Not being able to install updates on my fresh install of Windows finally got on my nerves enough that I had to figure it out. I tried a bunch of things, like using Gen1 and Gen2 VMs, I tried with and without an ISO mounted, with the dvd drive itself removed, with optional updates on and off, with Automatic installation and Never checking set too. Nothing helped. I'd just see this...
So then I tried to change my process a little.
- Build the VM and boot from ISO
- Install Windows and define the Administrator password (do not enter audit mode!)
- Connect to the network and run Windows Updates (updates work now!)
- Defrag and "cleanup" any temp files
- Use Sysprep to Generalize and Shutdown
- Compact the VHDx, Detach it from the VM and copy the file into the Archive
Our resident SCCM Guru Jesse Garcia has often told me about how he prepares the Windows Client OS to be captured for Operating System Deployment and how Audit Mode is a key step in that process. His method differs from what I've been doing and what is described above, but but after looking at his method it is really tempting to enter audit mode after step 3 so I could delete a "temporary" user account that was used to perform the updates. However, with Windows Server you are actually using the Administrator account, so there's really no benefit in using audit mode here (we're not going to delete "Administrator"). That said, I could change the order of things a bit further so that after Step 2 I manually create a temporary user, then log in with that temp account before proceeding with updates. Afterwards, Audit Mode could be used to delete that temp account and it's files before generalizing.but this works too.

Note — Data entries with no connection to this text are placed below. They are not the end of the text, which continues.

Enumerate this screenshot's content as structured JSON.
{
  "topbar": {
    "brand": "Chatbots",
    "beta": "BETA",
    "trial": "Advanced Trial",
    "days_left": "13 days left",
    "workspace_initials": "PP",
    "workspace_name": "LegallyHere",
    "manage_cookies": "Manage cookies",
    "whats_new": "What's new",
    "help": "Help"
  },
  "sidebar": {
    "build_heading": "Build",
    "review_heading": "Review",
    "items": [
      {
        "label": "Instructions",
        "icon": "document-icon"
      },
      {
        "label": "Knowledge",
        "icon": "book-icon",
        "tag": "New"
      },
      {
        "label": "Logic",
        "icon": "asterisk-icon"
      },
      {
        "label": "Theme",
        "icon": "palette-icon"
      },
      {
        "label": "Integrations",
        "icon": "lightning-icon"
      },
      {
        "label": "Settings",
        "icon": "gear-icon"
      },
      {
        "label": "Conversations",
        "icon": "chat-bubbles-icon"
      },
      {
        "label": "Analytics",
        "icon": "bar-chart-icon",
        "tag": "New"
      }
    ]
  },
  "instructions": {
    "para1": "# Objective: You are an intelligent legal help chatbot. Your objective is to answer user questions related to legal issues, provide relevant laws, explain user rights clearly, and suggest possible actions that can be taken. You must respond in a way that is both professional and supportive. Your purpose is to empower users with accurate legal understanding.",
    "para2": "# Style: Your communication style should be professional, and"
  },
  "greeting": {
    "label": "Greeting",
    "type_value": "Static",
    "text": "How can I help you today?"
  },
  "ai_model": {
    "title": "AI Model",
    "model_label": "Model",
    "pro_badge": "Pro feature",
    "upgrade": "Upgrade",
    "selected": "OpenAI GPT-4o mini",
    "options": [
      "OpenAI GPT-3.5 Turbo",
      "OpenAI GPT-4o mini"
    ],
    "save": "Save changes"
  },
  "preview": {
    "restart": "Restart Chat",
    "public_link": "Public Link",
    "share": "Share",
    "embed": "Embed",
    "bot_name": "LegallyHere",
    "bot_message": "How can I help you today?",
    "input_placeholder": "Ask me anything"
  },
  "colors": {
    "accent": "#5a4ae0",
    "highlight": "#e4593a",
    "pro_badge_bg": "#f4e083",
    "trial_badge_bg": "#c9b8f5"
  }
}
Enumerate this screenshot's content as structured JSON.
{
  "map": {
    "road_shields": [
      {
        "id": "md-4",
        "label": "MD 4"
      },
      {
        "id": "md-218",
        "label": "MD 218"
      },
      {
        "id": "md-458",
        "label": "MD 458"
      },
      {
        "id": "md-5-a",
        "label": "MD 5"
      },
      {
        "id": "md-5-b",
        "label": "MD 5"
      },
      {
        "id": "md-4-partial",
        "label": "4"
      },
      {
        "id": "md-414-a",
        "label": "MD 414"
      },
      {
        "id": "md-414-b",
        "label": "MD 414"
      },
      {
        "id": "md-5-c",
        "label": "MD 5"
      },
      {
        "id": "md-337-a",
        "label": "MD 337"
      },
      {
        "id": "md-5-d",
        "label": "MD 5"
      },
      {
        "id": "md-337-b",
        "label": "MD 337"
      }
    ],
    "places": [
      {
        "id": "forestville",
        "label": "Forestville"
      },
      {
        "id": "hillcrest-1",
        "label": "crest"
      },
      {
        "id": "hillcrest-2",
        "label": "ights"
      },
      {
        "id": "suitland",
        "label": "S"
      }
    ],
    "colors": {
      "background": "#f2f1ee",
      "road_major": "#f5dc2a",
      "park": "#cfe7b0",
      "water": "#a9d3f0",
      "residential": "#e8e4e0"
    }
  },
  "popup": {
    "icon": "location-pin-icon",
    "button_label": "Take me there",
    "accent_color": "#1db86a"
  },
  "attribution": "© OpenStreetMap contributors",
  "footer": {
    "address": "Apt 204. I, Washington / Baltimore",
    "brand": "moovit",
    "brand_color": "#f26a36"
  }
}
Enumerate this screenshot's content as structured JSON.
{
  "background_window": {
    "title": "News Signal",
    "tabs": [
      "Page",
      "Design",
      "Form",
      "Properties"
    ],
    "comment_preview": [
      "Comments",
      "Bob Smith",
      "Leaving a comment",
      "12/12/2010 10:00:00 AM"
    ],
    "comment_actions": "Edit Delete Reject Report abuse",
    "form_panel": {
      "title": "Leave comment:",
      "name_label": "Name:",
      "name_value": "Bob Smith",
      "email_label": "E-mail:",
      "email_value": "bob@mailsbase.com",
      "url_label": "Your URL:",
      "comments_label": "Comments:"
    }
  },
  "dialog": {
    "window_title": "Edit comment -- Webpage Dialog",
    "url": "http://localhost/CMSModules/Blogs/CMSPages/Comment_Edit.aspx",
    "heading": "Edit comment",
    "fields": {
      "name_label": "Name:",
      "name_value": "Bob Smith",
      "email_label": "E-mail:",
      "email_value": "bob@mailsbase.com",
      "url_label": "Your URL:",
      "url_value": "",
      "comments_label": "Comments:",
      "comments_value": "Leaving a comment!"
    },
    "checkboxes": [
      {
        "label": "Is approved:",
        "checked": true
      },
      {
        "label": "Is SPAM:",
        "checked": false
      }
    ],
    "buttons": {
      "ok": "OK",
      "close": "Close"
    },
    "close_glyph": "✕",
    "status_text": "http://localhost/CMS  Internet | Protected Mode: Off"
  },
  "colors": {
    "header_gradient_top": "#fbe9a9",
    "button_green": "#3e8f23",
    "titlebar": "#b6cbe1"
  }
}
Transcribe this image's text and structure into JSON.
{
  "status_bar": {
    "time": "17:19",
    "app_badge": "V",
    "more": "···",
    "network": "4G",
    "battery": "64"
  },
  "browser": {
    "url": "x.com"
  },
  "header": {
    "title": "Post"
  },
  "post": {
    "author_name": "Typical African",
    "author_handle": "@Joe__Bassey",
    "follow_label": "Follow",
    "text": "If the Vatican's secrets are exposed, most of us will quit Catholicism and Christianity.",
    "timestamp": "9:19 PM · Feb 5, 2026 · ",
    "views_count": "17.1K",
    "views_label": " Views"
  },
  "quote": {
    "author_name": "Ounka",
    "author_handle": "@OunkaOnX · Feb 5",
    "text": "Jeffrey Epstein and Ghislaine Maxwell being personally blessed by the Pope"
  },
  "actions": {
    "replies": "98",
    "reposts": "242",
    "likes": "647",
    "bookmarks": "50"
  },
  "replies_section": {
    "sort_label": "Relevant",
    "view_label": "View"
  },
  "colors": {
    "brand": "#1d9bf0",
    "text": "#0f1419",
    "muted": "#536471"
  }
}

After a bit of digging around, perhaps not surprisingly I discovered I am not the only person to experience this issue; that Windows Update does not work when running in Audit Mode. According to this TechNet Forum thread, alanplum opened a Microsoft PSS case and was told that this is by design. Apparently in Windows 8.1 and WS2012R2, Windows Update will intentionally not install anything if the Out-of-Box Experience (OOBE) has not completed to prevent unexpected reboots during the initial run of OOBE. Since entering Audit Mode during the setup never completes the OOBE, WU never gets the signal that it needs to allow updates to happen.
So, mystery solved. Windows Update is designed to hang when in Audit Mode on Windows Server 2012 R2 and apparently Windows 8.1 as well. Since this is intentional, the onlt thing to do is apply updates first, then use Audit Mode to delete the user profile that installed the updates, then Generalize with Sysprep
Generation 2 Virtual Machines and KB2920189
One more thing I'll mention is that Generation 2 Virtual Machines seem to be throwing an error 800F0922 when trying to install KB2920189 which came out just a few weeks ago.
The problem seems to be a combination of things, but there are a few workarounds, listed below from my least to most favorite.
- The official workaround is to actually install BitLocker because the update "incorrectly expects BitLocker to be installed", but who wants to install features you don't use? https://support.microsoft.com/kb/2962824
- You could just ignore it because Gen2 VM's are not impacted by the issue that the fix addresses, but who likes to see failed updates on their servers?
- Another option is to shutdown the VM, then disable Secure Boot in the VM Firmware settings, install the update then re-enable Secure Boot.
Option #3 worked well for me.
And then, finally, Windows Server 2012 R2 is all up to date and ready for use.